Investigators then asked around the neighborhoods surrounding the arboretum, and a tip led them to a resident who, after questioning, admitted that her boyfriend at the time had abused the child, which resulted in the child's death. The man who murdered the child was sentenced to serve a minimum of 20 years for second degree murder. The mother's involvement in the crime is not reported, though she served 2 years probation for accessory after a plea deal for providing information about her then boyfriend who had committed the act.

=== Argentina, 2023 ===
A man was reported missing to the local police in Buenos Aires, Argentina. The family reported a possible suspect due to the fact the missing person and the suspect had intense arguments not long before his disappearance. The police searched the suspect's house and found bloodstains on clothing items under the bed. They then took clothing items of the suspect for evidence analysis and soil samples from the garden of the suspect's house. 25 days later, the police found the missing person's body 1000 meters off a coastline. Forensic mycology and palynology was then applied to analyze the palynomorphs and fungal species, as soil samples from the location of the corpse were analyzed. Samples were first acquired by scarping the surface area and then filtration and acetolysis was conducted to isolate the pollen samples. The analysis of the suspect's clothing was then compared to the analysis of the corpse and the surrounding area. Results indicated that the corpse had a palynomorph composition of marine species, the quantity and exact species of which were all documented.
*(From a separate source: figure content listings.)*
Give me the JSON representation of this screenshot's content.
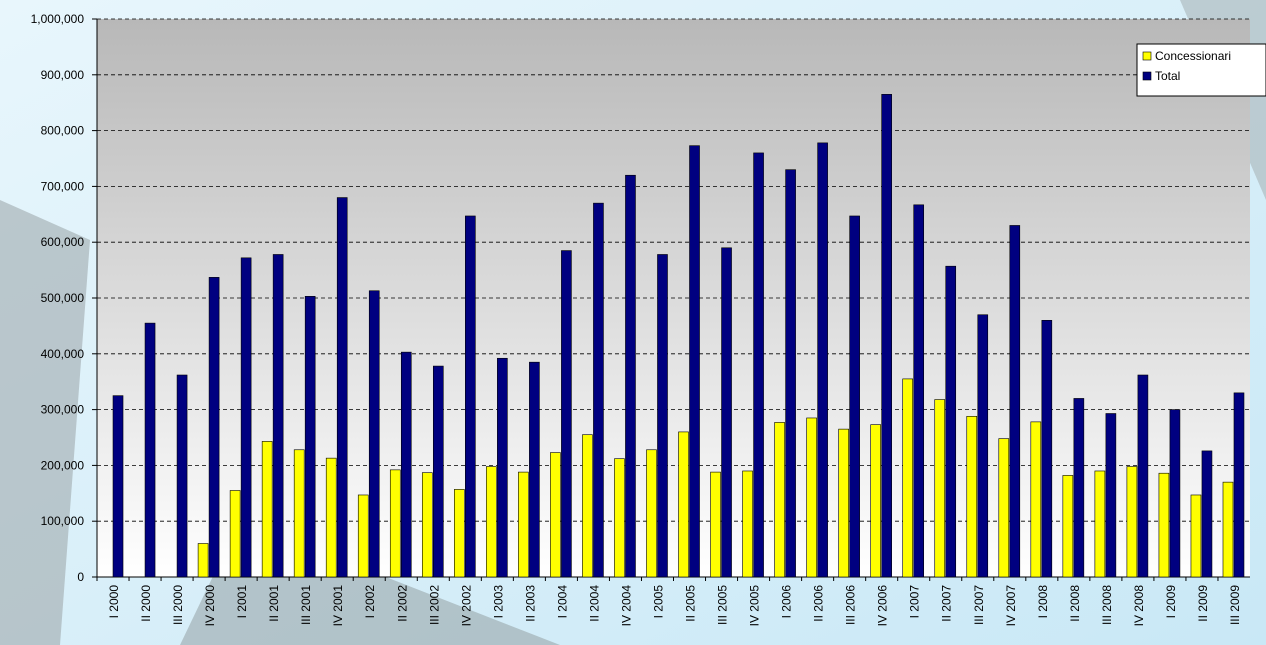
{
  "chart_data": {
    "type": "bar",
    "categories": [
      "I 2000",
      "II 2000",
      "III 2000",
      "IV 2000",
      "I 2001",
      "II 2001",
      "III 2001",
      "IV 2001",
      "I 2002",
      "II 2002",
      "III 2002",
      "IV 2002",
      "I 2003",
      "II 2003",
      "I 2004",
      "II 2004",
      "IV 2004",
      "I 2005",
      "II 2005",
      "III 2005",
      "IV 2005",
      "I 2006",
      "II 2006",
      "III 2006",
      "IV 2006",
      "I 2007",
      "II 2007",
      "III 2007",
      "IV 2007",
      "I 2008",
      "II 2008",
      "III 2008",
      "IV 2008",
      "I 2009",
      "II 2009",
      "III 2009"
    ],
    "series": [
      {
        "name": "Concessionari",
        "color": "#ffff00",
        "values": [
          null,
          null,
          null,
          60000,
          155000,
          243000,
          228000,
          213000,
          147000,
          192000,
          187000,
          157000,
          198000,
          188000,
          223000,
          255000,
          212000,
          228000,
          260000,
          188000,
          190000,
          277000,
          285000,
          265000,
          273000,
          355000,
          318000,
          288000,
          248000,
          278000,
          182000,
          190000,
          198000,
          186000,
          147000,
          170000
        ]
      },
      {
        "name": "Total",
        "color": "#000080",
        "values": [
          325000,
          455000,
          362000,
          537000,
          572000,
          578000,
          503000,
          680000,
          513000,
          403000,
          378000,
          647000,
          392000,
          385000,
          585000,
          670000,
          720000,
          578000,
          773000,
          590000,
          760000,
          730000,
          778000,
          647000,
          865000,
          667000,
          557000,
          470000,
          630000,
          460000,
          320000,
          293000,
          362000,
          300000,
          226000,
          330000
        ]
      }
    ],
    "ylim": [
      0,
      1000000
    ],
    "yticks": [
      0,
      {
        "value": 100000,
        "label": "100,000"
      },
      {
        "value": 200000,
        "label": "200,000"
      },
      {
        "value": 300000,
        "label": "300,000"
      },
      {
        "value": 400000,
        "label": "400,000"
      },
      {
        "value": 500000,
        "label": "500,000"
      },
      {
        "value": 600000,
        "label": "600,000"
      },
      {
        "value": 700000,
        "label": "700,000"
      },
      {
        "value": 800000,
        "label": "800,000"
      },
      {
        "value": 900000,
        "label": "900,000"
      },
      {
        "value": 1000000,
        "label": "1,000,000"
      }
    ],
    "grid": true,
    "legend": "upper right"
  }
}
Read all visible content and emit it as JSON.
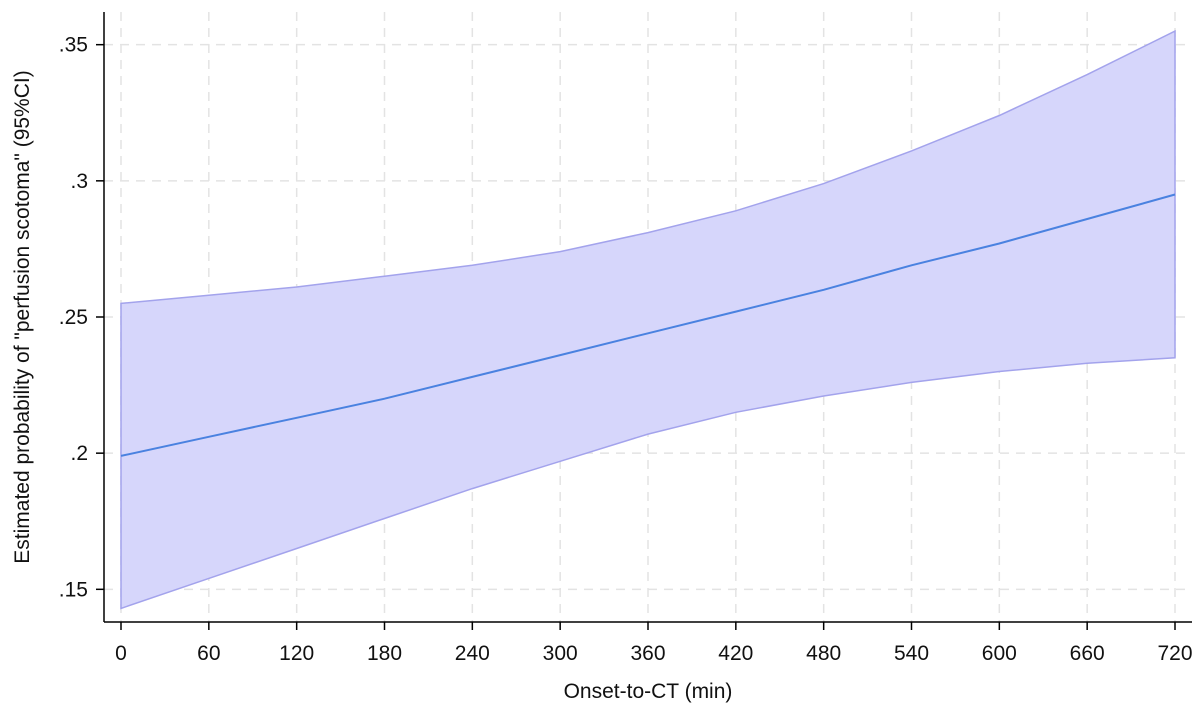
{
  "chart_data": {
    "type": "line",
    "title": "",
    "xlabel": "Onset-to-CT (min)",
    "ylabel": "Estimated probability of \"perfusion scotoma\" (95%CI)",
    "xlim": [
      0,
      720
    ],
    "ylim": [
      0.138,
      0.362
    ],
    "x_ticks": [
      0,
      60,
      120,
      180,
      240,
      300,
      360,
      420,
      480,
      540,
      600,
      660,
      720
    ],
    "x_tick_labels": [
      "0",
      "60",
      "120",
      "180",
      "240",
      "300",
      "360",
      "420",
      "480",
      "540",
      "600",
      "660",
      "720"
    ],
    "y_ticks": [
      0.15,
      0.2,
      0.25,
      0.3,
      0.35
    ],
    "y_tick_labels": [
      ".15",
      ".2",
      ".25",
      ".3",
      ".35"
    ],
    "grid": true,
    "legend": "none",
    "colors": {
      "line": "#4a82e0",
      "band_fill": "#d6d6fb",
      "band_edge": "#a3a3ec",
      "grid": "#e3e3e3",
      "axis": "#000000"
    },
    "x": [
      0,
      60,
      120,
      180,
      240,
      300,
      360,
      420,
      480,
      540,
      600,
      660,
      720
    ],
    "series": [
      {
        "estimate": [
          0.199,
          0.206,
          0.213,
          0.22,
          0.228,
          0.236,
          0.244,
          0.252,
          0.26,
          0.269,
          0.277,
          0.286,
          0.295
        ],
        "ci_lower": [
          0.143,
          0.154,
          0.165,
          0.176,
          0.187,
          0.197,
          0.207,
          0.215,
          0.221,
          0.226,
          0.23,
          0.233,
          0.235
        ],
        "ci_upper": [
          0.255,
          0.258,
          0.261,
          0.265,
          0.269,
          0.274,
          0.281,
          0.289,
          0.299,
          0.311,
          0.324,
          0.339,
          0.355
        ]
      }
    ]
  }
}
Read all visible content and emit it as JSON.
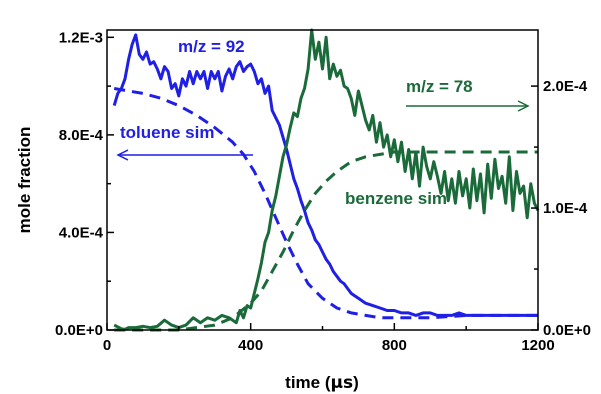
{
  "chart_data": {
    "type": "line",
    "xlabel_prefix": "time (",
    "xlabel_unit": "μs",
    "xlabel_suffix": ")",
    "ylabel": "mole fraction",
    "xlim": [
      0,
      1200
    ],
    "ylim_left": [
      0,
      0.00123
    ],
    "ylim_right": [
      0,
      0.000246
    ],
    "x_ticks": [
      0,
      400,
      800,
      1200
    ],
    "x_tick_labels": [
      "0",
      "400",
      "800",
      "1200"
    ],
    "left_ticks": [
      0,
      0.0004,
      0.0008,
      0.0012
    ],
    "left_tick_labels": [
      "0.0E+0",
      "4.0E-4",
      "8.0E-4",
      "1.2E-3"
    ],
    "right_ticks": [
      0,
      0.0001,
      0.0002
    ],
    "right_tick_labels": [
      "0.0E+0",
      "1.0E-4",
      "2.0E-4"
    ],
    "grid": false,
    "annotations": {
      "toluene_mz": "m/z = 92",
      "benzene_mz": "m/z = 78",
      "toluene_sim": "toluene sim",
      "benzene_sim": "benzene sim"
    },
    "colors": {
      "toluene": "#1f1fe6",
      "benzene": "#1b6b3a"
    },
    "series": [
      {
        "label_ref": "toluene_mz",
        "axis": "left",
        "style": "solid",
        "color": "#1f1fe6",
        "x": [
          20,
          30,
          40,
          50,
          60,
          70,
          80,
          90,
          100,
          110,
          120,
          130,
          140,
          150,
          160,
          170,
          180,
          190,
          200,
          210,
          220,
          230,
          240,
          250,
          260,
          270,
          280,
          290,
          300,
          310,
          320,
          330,
          340,
          350,
          360,
          370,
          380,
          390,
          400,
          410,
          420,
          430,
          440,
          450,
          460,
          470,
          480,
          490,
          500,
          510,
          520,
          530,
          540,
          550,
          560,
          570,
          580,
          590,
          600,
          610,
          620,
          630,
          640,
          650,
          660,
          670,
          680,
          690,
          700,
          720,
          740,
          760,
          780,
          800,
          820,
          840,
          860,
          880,
          900,
          920,
          940,
          960,
          980,
          1000,
          1020,
          1040,
          1060,
          1080,
          1100,
          1120,
          1140,
          1160,
          1180,
          1200
        ],
        "y": [
          0.00092,
          0.00097,
          0.00099,
          0.00103,
          0.00111,
          0.00117,
          0.00121,
          0.00113,
          0.00111,
          0.00114,
          0.00109,
          0.0011,
          0.00107,
          0.00103,
          0.00108,
          0.00106,
          0.00099,
          0.00101,
          0.00096,
          0.00103,
          0.001,
          0.00106,
          0.00101,
          0.00106,
          0.00103,
          0.00106,
          0.00099,
          0.00106,
          0.00103,
          0.00106,
          0.00098,
          0.00104,
          0.00107,
          0.00103,
          0.00108,
          0.0011,
          0.00106,
          0.00108,
          0.00109,
          0.00106,
          0.00101,
          0.00103,
          0.00097,
          0.001,
          0.0009,
          0.00087,
          0.00084,
          0.00079,
          0.00074,
          0.00068,
          0.00062,
          0.00058,
          0.00053,
          0.00049,
          0.00044,
          0.00041,
          0.00037,
          0.00035,
          0.00032,
          0.00029,
          0.00027,
          0.00024,
          0.00022,
          0.0002,
          0.00019,
          0.00017,
          0.00015,
          0.00014,
          0.00013,
          0.00011,
          0.0001,
          9e-05,
          8e-05,
          8e-05,
          7e-05,
          7e-05,
          6e-05,
          7e-05,
          7e-05,
          6e-05,
          6e-05,
          6e-05,
          7e-05,
          6e-05,
          6e-05,
          6e-05,
          6e-05,
          6e-05,
          6e-05,
          6e-05,
          6e-05,
          6e-05,
          6e-05,
          6e-05
        ]
      },
      {
        "label_ref": "toluene_sim",
        "axis": "left",
        "style": "dashed",
        "color": "#1f1fe6",
        "x": [
          20,
          60,
          100,
          150,
          200,
          250,
          300,
          350,
          380,
          410,
          440,
          470,
          500,
          530,
          560,
          600,
          640,
          680,
          720,
          760,
          800,
          850,
          900,
          1000,
          1100,
          1200
        ],
        "y": [
          0.00099,
          0.00098,
          0.00097,
          0.00095,
          0.00092,
          0.00088,
          0.00083,
          0.00077,
          0.00072,
          0.00065,
          0.00056,
          0.00046,
          0.00036,
          0.00027,
          0.00019,
          0.00013,
          9e-05,
          7e-05,
          6e-05,
          5e-05,
          5e-05,
          5e-05,
          5e-05,
          6e-05,
          6e-05,
          6e-05
        ]
      },
      {
        "label_ref": "benzene_mz",
        "axis": "right",
        "style": "solid",
        "color": "#1b6b3a",
        "x": [
          20,
          40,
          50,
          60,
          80,
          100,
          120,
          140,
          160,
          180,
          200,
          220,
          240,
          260,
          280,
          300,
          320,
          340,
          360,
          370,
          380,
          390,
          400,
          410,
          420,
          430,
          440,
          450,
          460,
          470,
          480,
          490,
          500,
          510,
          520,
          530,
          540,
          550,
          560,
          570,
          580,
          590,
          600,
          610,
          620,
          630,
          640,
          650,
          660,
          670,
          680,
          690,
          700,
          710,
          720,
          730,
          740,
          750,
          760,
          770,
          780,
          790,
          800,
          810,
          820,
          830,
          840,
          850,
          860,
          870,
          880,
          890,
          900,
          910,
          920,
          930,
          940,
          950,
          960,
          970,
          980,
          990,
          1000,
          1010,
          1020,
          1030,
          1040,
          1050,
          1060,
          1070,
          1080,
          1090,
          1100,
          1110,
          1120,
          1130,
          1140,
          1150,
          1160,
          1170,
          1180,
          1190,
          1200
        ],
        "y": [
          4e-06,
          1e-06,
          5e-07,
          2e-06,
          2e-06,
          3e-06,
          2e-06,
          3e-06,
          8e-06,
          4e-06,
          2e-06,
          4e-06,
          1e-05,
          6e-06,
          1e-05,
          8e-06,
          1.2e-05,
          1e-05,
          6e-06,
          1.6e-05,
          1e-05,
          2e-05,
          1.8e-05,
          3e-05,
          4.2e-05,
          5.5e-05,
          7.2e-05,
          8e-05,
          9.8e-05,
          0.00011,
          0.000126,
          0.000142,
          0.000152,
          0.000166,
          0.000178,
          0.000175,
          0.00019,
          0.000198,
          0.000214,
          0.000246,
          0.000222,
          0.000236,
          0.000214,
          0.00024,
          0.000206,
          0.000218,
          0.000208,
          0.000213,
          0.0002,
          0.000198,
          0.00019,
          0.000176,
          0.000196,
          0.000184,
          0.000172,
          0.000164,
          0.000176,
          0.000154,
          0.00017,
          0.00015,
          0.00016,
          0.000142,
          0.000156,
          0.000138,
          0.000154,
          0.00013,
          0.000148,
          0.000124,
          0.000146,
          0.000118,
          0.00015,
          0.000134,
          0.000124,
          0.000138,
          0.000126,
          0.000112,
          0.00013,
          0.000106,
          0.000124,
          0.000104,
          0.00013,
          0.00011,
          0.000124,
          0.0001,
          0.000132,
          0.000106,
          0.000128,
          9.6e-05,
          0.000136,
          0.000108,
          0.00014,
          0.000116,
          0.000126,
          0.000104,
          0.000142,
          9.8e-05,
          0.00013,
          0.000112,
          0.000118,
          9.2e-05,
          0.00012,
          0.000104,
          9.8e-05
        ]
      },
      {
        "label_ref": "benzene_sim",
        "axis": "left",
        "style": "dashed",
        "color": "#1b6b3a",
        "x": [
          20,
          200,
          300,
          350,
          400,
          430,
          460,
          490,
          520,
          550,
          580,
          610,
          640,
          680,
          720,
          760,
          800,
          850,
          900,
          1000,
          1100,
          1200
        ],
        "y": [
          0.0,
          0.0,
          2e-05,
          5e-05,
          0.00011,
          0.00016,
          0.00024,
          0.00032,
          0.00041,
          0.00049,
          0.00056,
          0.00061,
          0.00065,
          0.00069,
          0.00071,
          0.00072,
          0.00073,
          0.00073,
          0.00073,
          0.00073,
          0.00073,
          0.00073
        ]
      }
    ]
  }
}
The soil from the suspect's house had a continental palynomorph composition that was also fully documented and recorded. The suspect's bloodstained clothing had the same marine palynomorph composition as the body and the surrounding area. Soil samples in the suspect's car and under the soles of the suspect's shoes also contained the same palynomorph composition as the coastline area where the body was found. Along with other forensic evidence, the suspect was found guilty and the use of forensic palynology was used to help close this case.